It has become increasingly common for those in the construction industry to encounter indemnity provisions in their contracts. Indemnity provisions are agreements where one party (the promisor) agrees to protect and hold harmless the other party (the promisee) from liability arising from certain risk.

These provisions can shift the risk of liability from a negligent party (the promisee) to an innocent party (the promisor) and therefore have been criticized as being unfair.

Ohio has a statute, Ohio Revised Code 2305.31, which provides that an indemnity provision in a construction contract that purports to indemnify and hold harmless a party from personal injury or property damage arising from his  own negligence is void as against public policy and unenforceable.

This statute has been interpreted to mean that the promisor (i.e., subcontractor) cannot be required to indemnify the promisee (i.e., general contractor) for the promisee’s own negligence.

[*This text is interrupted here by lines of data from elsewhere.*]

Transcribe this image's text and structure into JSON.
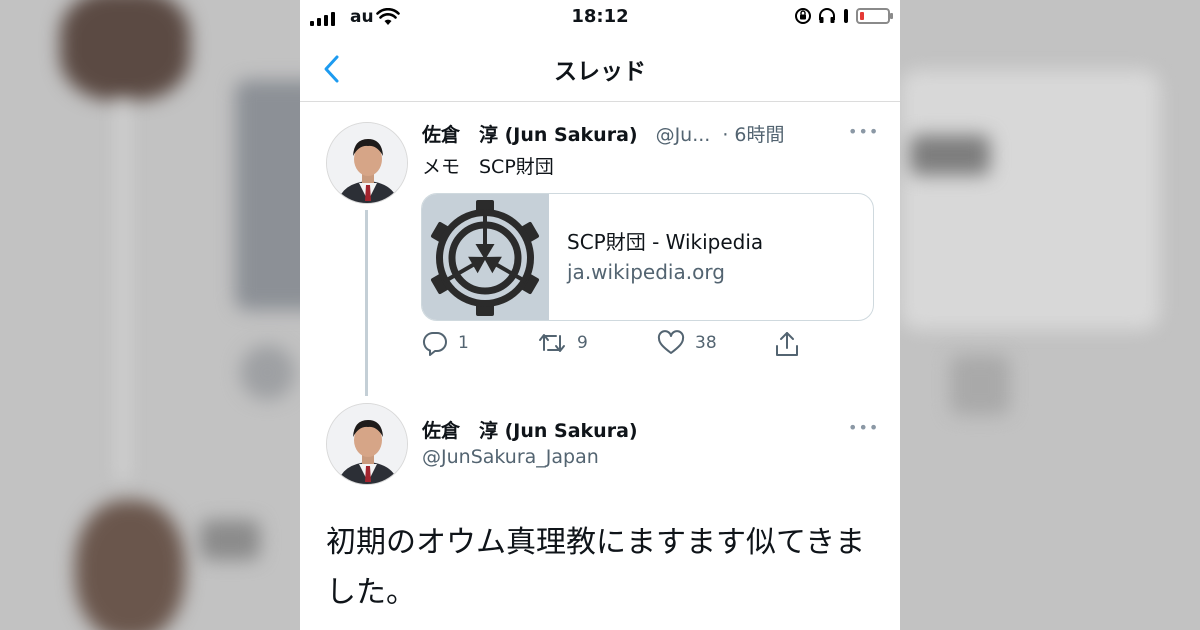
{
  "status_bar": {
    "carrier": "au",
    "time": "18:12"
  },
  "nav": {
    "title": "スレッド"
  },
  "tweet1": {
    "name": "佐倉　淳 (Jun Sakura)",
    "handle": "@Ju...",
    "time": "· 6時間",
    "text": "メモ　SCP財団",
    "card": {
      "title": "SCP財団 - Wikipedia",
      "domain": "ja.wikipedia.org"
    },
    "actions": {
      "replies": "1",
      "retweets": "9",
      "likes": "38"
    }
  },
  "tweet2": {
    "name": "佐倉　淳 (Jun Sakura)",
    "handle": "@JunSakura_Japan",
    "text": "初期のオウム真理教にますます似てきました。"
  },
  "colors": {
    "accent": "#1d9bf0",
    "secondary_text": "#536471",
    "battery_low": "#e53935"
  },
  "icons": [
    "back-chevron-icon",
    "reply-icon",
    "retweet-icon",
    "like-icon",
    "share-icon",
    "more-icon",
    "wifi-icon",
    "battery-icon",
    "scp-logo"
  ]
}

It has also been interpreted to prohibit the shifting of liability arising from the negligence of the promisee, regardless of whether the promisee (i.e., general contractor) is one percent negligent or 100 percent negligent.

Accordingly, Ohio construction contracts, regardless of how they are written, generally cannot require one party to indemnify another for the other party’s negligence, in whole or in part. This means that the risk of liability remains with the negligent party or parties, as if such an indemnity provision never existed.

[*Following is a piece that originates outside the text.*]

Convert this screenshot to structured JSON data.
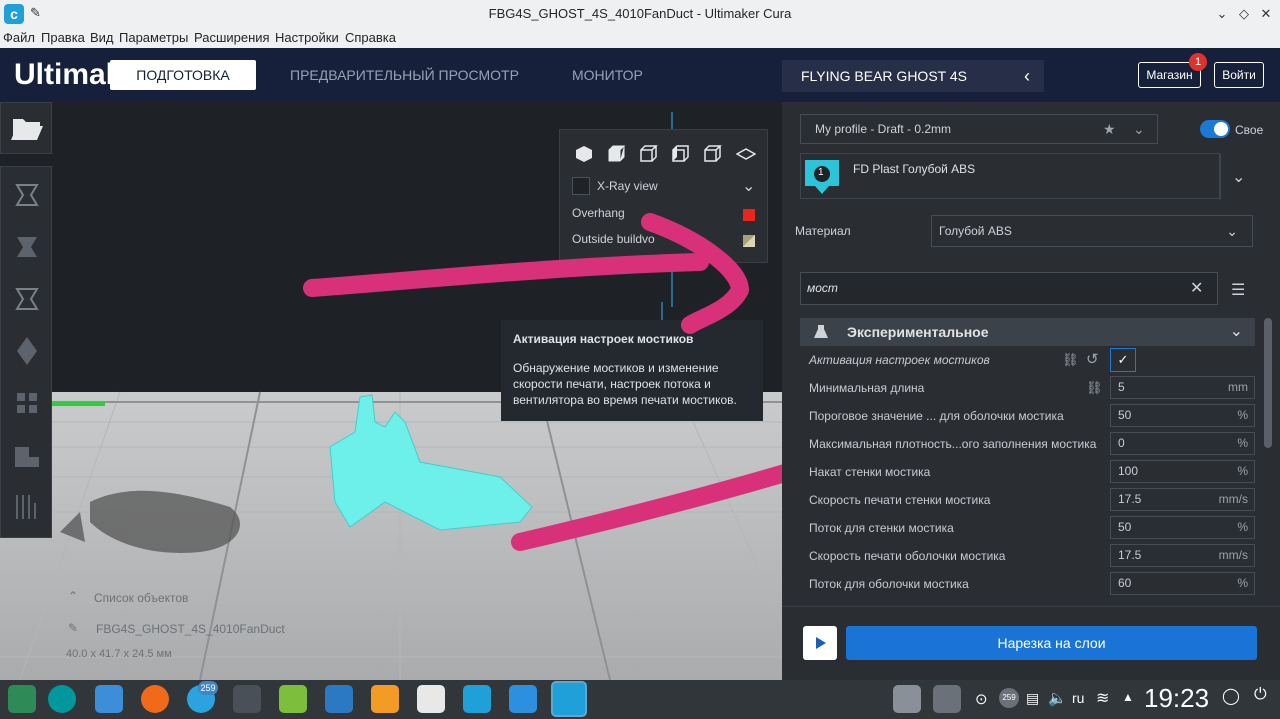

However, a Court of Appeals case out of Dayton determined that “hold harmless” language was enforceable in some aspects. The court ruled in this case that the contractor pay the owner’s attorney’s fees and expenses (but not the damages for the injured employee) incurred by the owner in defending a claim asserted by the contractor’s injured employee.

This case appears to carve out an exception to the general unenforceability of such provisions under Ohio Law, but a different Court of Appeals case from another part of the state held otherwise.

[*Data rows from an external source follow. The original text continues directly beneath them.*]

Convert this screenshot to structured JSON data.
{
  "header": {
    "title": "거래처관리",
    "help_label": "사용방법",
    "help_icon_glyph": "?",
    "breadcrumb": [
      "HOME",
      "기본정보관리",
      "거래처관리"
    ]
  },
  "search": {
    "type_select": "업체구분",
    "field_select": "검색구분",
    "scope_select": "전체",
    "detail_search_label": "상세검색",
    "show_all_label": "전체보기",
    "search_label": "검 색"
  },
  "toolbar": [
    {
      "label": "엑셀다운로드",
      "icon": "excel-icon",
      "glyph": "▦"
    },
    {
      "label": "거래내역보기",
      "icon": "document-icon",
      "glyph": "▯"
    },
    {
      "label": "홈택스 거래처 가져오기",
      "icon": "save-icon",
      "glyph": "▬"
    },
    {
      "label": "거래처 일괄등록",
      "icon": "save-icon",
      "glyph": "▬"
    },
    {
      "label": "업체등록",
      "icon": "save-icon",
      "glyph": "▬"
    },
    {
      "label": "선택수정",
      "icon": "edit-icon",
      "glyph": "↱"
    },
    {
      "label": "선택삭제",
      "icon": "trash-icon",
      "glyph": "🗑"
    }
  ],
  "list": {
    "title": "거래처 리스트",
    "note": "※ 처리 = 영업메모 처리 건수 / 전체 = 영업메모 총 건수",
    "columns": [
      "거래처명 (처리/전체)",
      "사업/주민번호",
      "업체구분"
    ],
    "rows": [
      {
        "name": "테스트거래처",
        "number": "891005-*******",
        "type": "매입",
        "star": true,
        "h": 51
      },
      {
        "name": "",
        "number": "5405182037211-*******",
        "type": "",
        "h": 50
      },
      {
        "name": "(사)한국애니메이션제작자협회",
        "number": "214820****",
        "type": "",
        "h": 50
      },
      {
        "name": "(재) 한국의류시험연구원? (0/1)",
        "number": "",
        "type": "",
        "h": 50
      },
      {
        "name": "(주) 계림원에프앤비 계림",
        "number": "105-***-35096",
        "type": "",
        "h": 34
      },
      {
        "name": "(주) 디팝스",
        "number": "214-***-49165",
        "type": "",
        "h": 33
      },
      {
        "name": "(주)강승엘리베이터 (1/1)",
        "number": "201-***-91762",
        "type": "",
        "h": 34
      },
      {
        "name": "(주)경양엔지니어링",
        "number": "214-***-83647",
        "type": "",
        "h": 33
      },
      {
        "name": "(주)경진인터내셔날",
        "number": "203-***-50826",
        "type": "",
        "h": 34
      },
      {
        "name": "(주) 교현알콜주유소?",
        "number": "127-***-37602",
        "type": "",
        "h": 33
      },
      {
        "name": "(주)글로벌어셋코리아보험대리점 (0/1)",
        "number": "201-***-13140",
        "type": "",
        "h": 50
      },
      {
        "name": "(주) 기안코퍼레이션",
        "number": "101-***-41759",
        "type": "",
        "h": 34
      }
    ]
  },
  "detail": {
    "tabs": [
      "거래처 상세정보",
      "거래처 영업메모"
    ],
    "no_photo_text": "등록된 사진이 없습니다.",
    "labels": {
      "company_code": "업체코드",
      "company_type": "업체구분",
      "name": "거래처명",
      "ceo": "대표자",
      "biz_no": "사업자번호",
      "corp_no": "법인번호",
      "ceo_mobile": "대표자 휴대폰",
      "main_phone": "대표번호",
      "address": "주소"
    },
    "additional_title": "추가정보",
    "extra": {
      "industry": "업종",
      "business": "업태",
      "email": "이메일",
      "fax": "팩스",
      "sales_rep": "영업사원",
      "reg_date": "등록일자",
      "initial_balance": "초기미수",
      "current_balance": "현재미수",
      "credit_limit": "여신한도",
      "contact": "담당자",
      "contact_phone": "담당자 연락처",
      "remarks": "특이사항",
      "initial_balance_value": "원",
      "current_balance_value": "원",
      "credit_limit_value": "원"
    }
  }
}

The Dayton case means that while a contractor should be protected against an injured employee’s direct claims under worker’s compensation, if the injured employee sued or threatened to sue the owner, the contractor may be liable (at a minimum) for the owner’s attorney’s fees and costs.

In view of this case, it is important for subcontractors and contractors to closely scrutinize their contracts and modify the indemnification provisions appropriately.

Some owners or contractors are now requiring contractors or subcontractors to post insurance covering the contractor’s or owner’s negligence – in essence to insure indirectly what is unenforceable by contract.

A Court of Appeals case out of Cleveland found that indemnification clauses that obligate the contractor or subcontractor to purchase a liability insurance policy to insure against the owner’s negligence are void, as well as any agreement to indemnify the owner for attorney’s fees and costs.

In any event, the complexity of indemnity provisions and insurance coverage mandates that contractors and subcontractors closely review these provisions with their attorneys and insurance consultants.

Once a contract is negotiated, we recommend that the contractor or subcontractor e-mail a copy of the insurance and indemnity provisions in the contract to their insurance agents and request the precise type of policy necessary to cover this risk.